The environment file env.ini can be used to specify paths and settings. By default, it looks like this:

env.ini
[main]
data_original = data_original
data_train = data_train
data_eval = data_eval
output = output

[sampling]
weights = SAMPLING_WEIGHTS.csv

[other]
debug = 0
verbose = 0

In the [main] section, the following folders are given:

  • <data_original>: contains original text data
  • <data_train>: contains sampled text data for training
  • <data_eval>: contains sampled text data for evaluation
  • <output>: contains trained tokenizers (incl. vocabulary, merge rules, parameters)
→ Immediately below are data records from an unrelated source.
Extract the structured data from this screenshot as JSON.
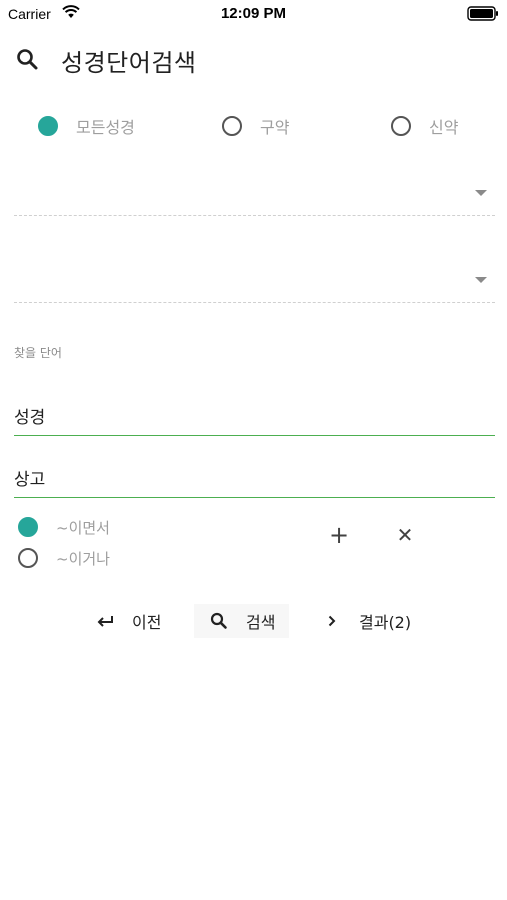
{
  "status_bar": {
    "carrier": "Carrier",
    "time": "12:09 PM"
  },
  "header": {
    "title": "성경단어검색",
    "icon": "search-icon"
  },
  "testament_options": [
    {
      "label": "모든성경",
      "checked": true
    },
    {
      "label": "구약",
      "checked": false
    },
    {
      "label": "신약",
      "checked": false
    }
  ],
  "dropdowns": [
    {
      "value": ""
    },
    {
      "value": ""
    }
  ],
  "search_words": {
    "label": "찾을 단어",
    "inputs": [
      {
        "value": "성경"
      },
      {
        "value": "상고"
      }
    ]
  },
  "logic_options": [
    {
      "label": "~이면서",
      "checked": true
    },
    {
      "label": "~이거나",
      "checked": false
    }
  ],
  "word_controls": {
    "add_glyph": "+",
    "remove_glyph": "✕"
  },
  "actions": {
    "prev": {
      "label": "이전",
      "icon": "return-arrow-icon"
    },
    "search": {
      "label": "검색",
      "icon": "search-icon"
    },
    "results": {
      "label": "결과(2)",
      "icon": "chevron-right-icon"
    }
  },
  "colors": {
    "accent": "#26a69a",
    "input_underline": "#4caf50",
    "muted_text": "#9e9e9e"
  }
}
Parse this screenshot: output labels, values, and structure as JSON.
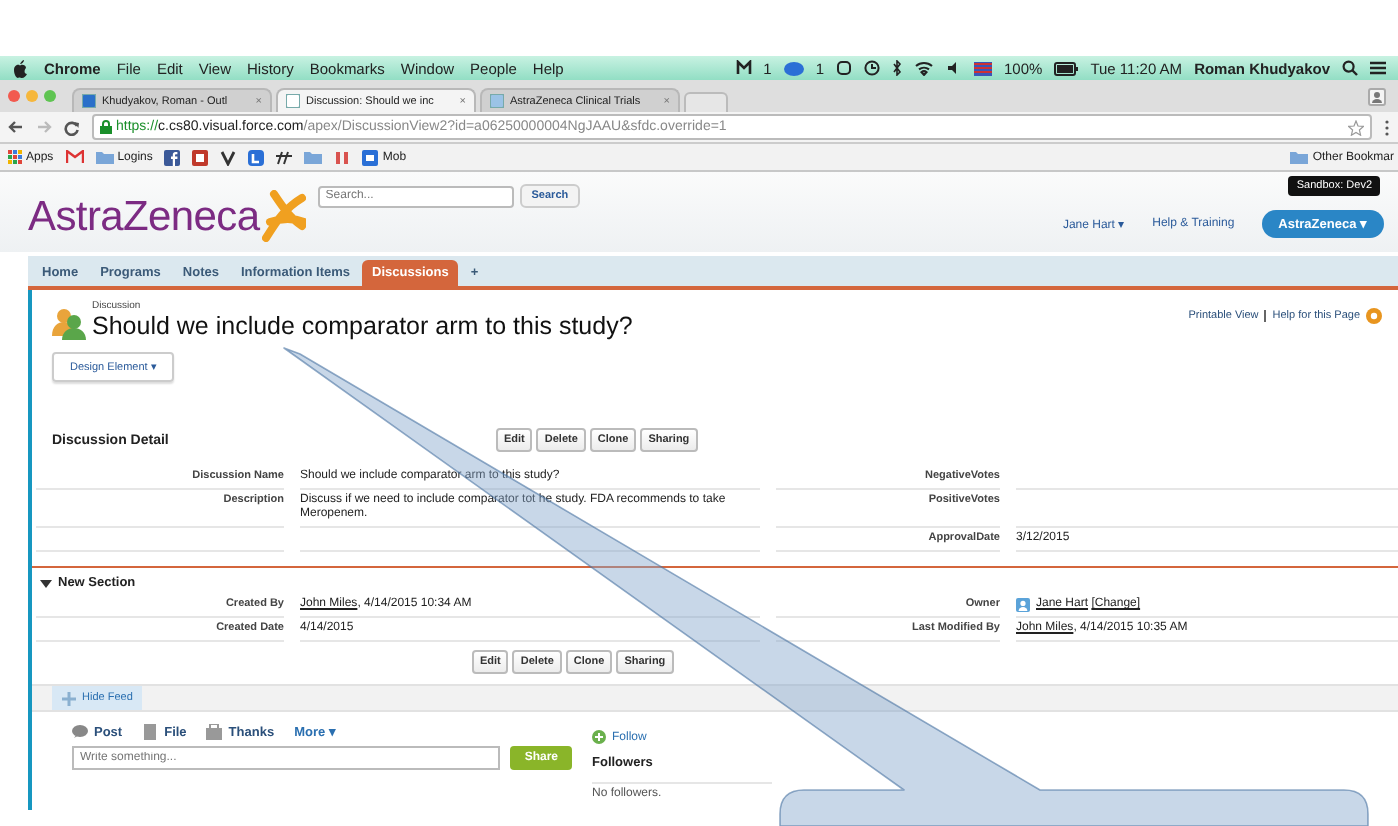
{
  "menu_bar": {
    "app": "Chrome",
    "items": [
      "File",
      "Edit",
      "View",
      "History",
      "Bookmarks",
      "Window",
      "People",
      "Help"
    ],
    "status": [
      "1",
      "1",
      "100%"
    ],
    "clock": "Tue 11:20 AM",
    "user": "Roman Khudyakov"
  },
  "browser_tabs": [
    {
      "title": "Khudyakov, Roman - Outl",
      "close": "×",
      "selected": false
    },
    {
      "title": "Discussion: Should we inc",
      "close": "×",
      "selected": true
    },
    {
      "title": "AstraZeneca Clinical Trials",
      "close": "×",
      "selected": false
    }
  ],
  "address": {
    "scheme": "https://",
    "host": "c.cs80.visual.force.com",
    "path": "/apex/DiscussionView2?id=a06250000004NgJAAU&sfdc.override=1"
  },
  "bookmarks": {
    "apps": "Apps",
    "folders": [
      "Logins"
    ],
    "last": "Mob",
    "other": "Other Bookmar"
  },
  "sandbox": "Sandbox: Dev2",
  "header": {
    "logo": "AstraZeneca",
    "search_placeholder": "Search...",
    "search_button": "Search",
    "user": "Jane Hart ▾",
    "help": "Help & Training",
    "app_menu": "AstraZeneca ▾"
  },
  "tabs": [
    {
      "label": "Home",
      "selected": false
    },
    {
      "label": "Programs",
      "selected": false
    },
    {
      "label": "Notes",
      "selected": false
    },
    {
      "label": "Information Items",
      "selected": false
    },
    {
      "label": "Discussions",
      "selected": true
    }
  ],
  "add_tab": "+",
  "record": {
    "type": "Discussion",
    "title": "Should we include comparator arm to this study?",
    "printable": "Printable View",
    "help": "Help for this Page",
    "dropdown": "Design Element ▾"
  },
  "detail": {
    "heading": "Discussion Detail",
    "buttons": [
      "Edit",
      "Delete",
      "Clone",
      "Sharing"
    ],
    "rows": [
      {
        "left": {
          "label": "Discussion Name",
          "value": {
            "text": "Should we include comparator arm to this study?"
          }
        },
        "right": {
          "label": "NegativeVotes"
        }
      },
      {
        "left": {
          "label": "Description",
          "value": {
            "text": "Discuss if we need to include comparator tot he study. FDA recommends to take Meropenem."
          }
        },
        "right": {
          "label": "PositiveVotes"
        }
      },
      {
        "right": {
          "label": "ApprovalDate",
          "value": {
            "text": "3/12/2015"
          }
        }
      }
    ]
  },
  "section": {
    "title": "New Section",
    "expanded": true,
    "buttons": [
      "Edit",
      "Delete",
      "Clone",
      "Sharing"
    ],
    "rows": [
      {
        "left": {
          "label": "Created By",
          "value": {
            "links": [
              "John Miles"
            ],
            "text": ", 4/14/2015 10:34 AM"
          }
        },
        "right": {
          "label": "Owner",
          "icon": true,
          "value": {
            "links": [
              "Jane Hart",
              "[Change]"
            ]
          }
        }
      },
      {
        "left": {
          "label": "Created Date",
          "value": {
            "text": "4/14/2015"
          }
        },
        "right": {
          "label": "Last Modified By",
          "value": {
            "links": [
              "John Miles"
            ],
            "text": ", 4/14/2015 10:35 AM"
          }
        }
      }
    ]
  },
  "feed": {
    "hide": "Hide Feed",
    "actions": [
      "Post",
      "File",
      "Thanks"
    ],
    "more": "More ▾",
    "placeholder": "Write something...",
    "share": "Share",
    "follow": "Follow",
    "followers": "Followers",
    "no_followers": "No followers."
  }
}
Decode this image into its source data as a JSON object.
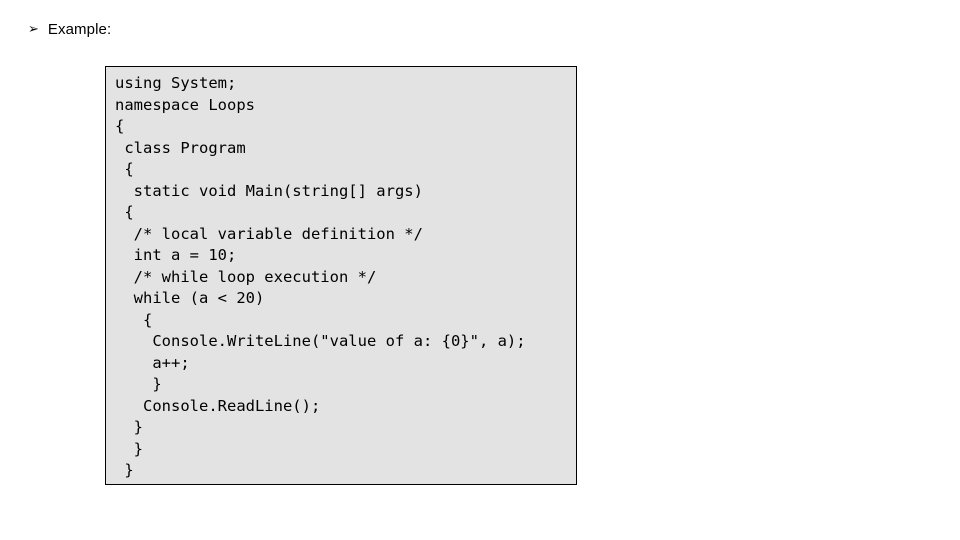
{
  "slide": {
    "background_color": "#FFFFFF",
    "heading": {
      "bullet_glyph": "➢",
      "bullet_icon_name": "arrowhead-bullet-icon",
      "label": "Example:"
    }
  },
  "code_box": {
    "background_color": "#E3E3E3",
    "border_color": "#000000",
    "language": "C#",
    "lines": [
      "using System;",
      "namespace Loops",
      "{",
      " class Program",
      " {",
      "  static void Main(string[] args)",
      " {",
      "  /* local variable definition */",
      "  int a = 10;",
      "  /* while loop execution */",
      "  while (a < 20)",
      "   {",
      "    Console.WriteLine(\"value of a: {0}\", a);",
      "    a++;",
      "    }",
      "   Console.ReadLine();",
      "  }",
      "  }",
      " }"
    ]
  }
}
The [sampling] section contains the path to the sampling weights file (see Sampling). The parameters in the [other] section should be 0 or 1 and can be used for debugging or verbose output.


Data Format

  • The files contained in the folder <data_original> must adhere to the following naming convention:

    <category>_<language>.jsonl
    
    Data split into multiple categories (e.g. books, articles, ..) and/or languages (e.g. sv, da, ..) like this can be weighted in a customized way (as described in Sampling).

  • Each row in a file needs to be formatted like this:

    {"text": "..."} 
    
    Fields other than "text" may be present but will be ignored.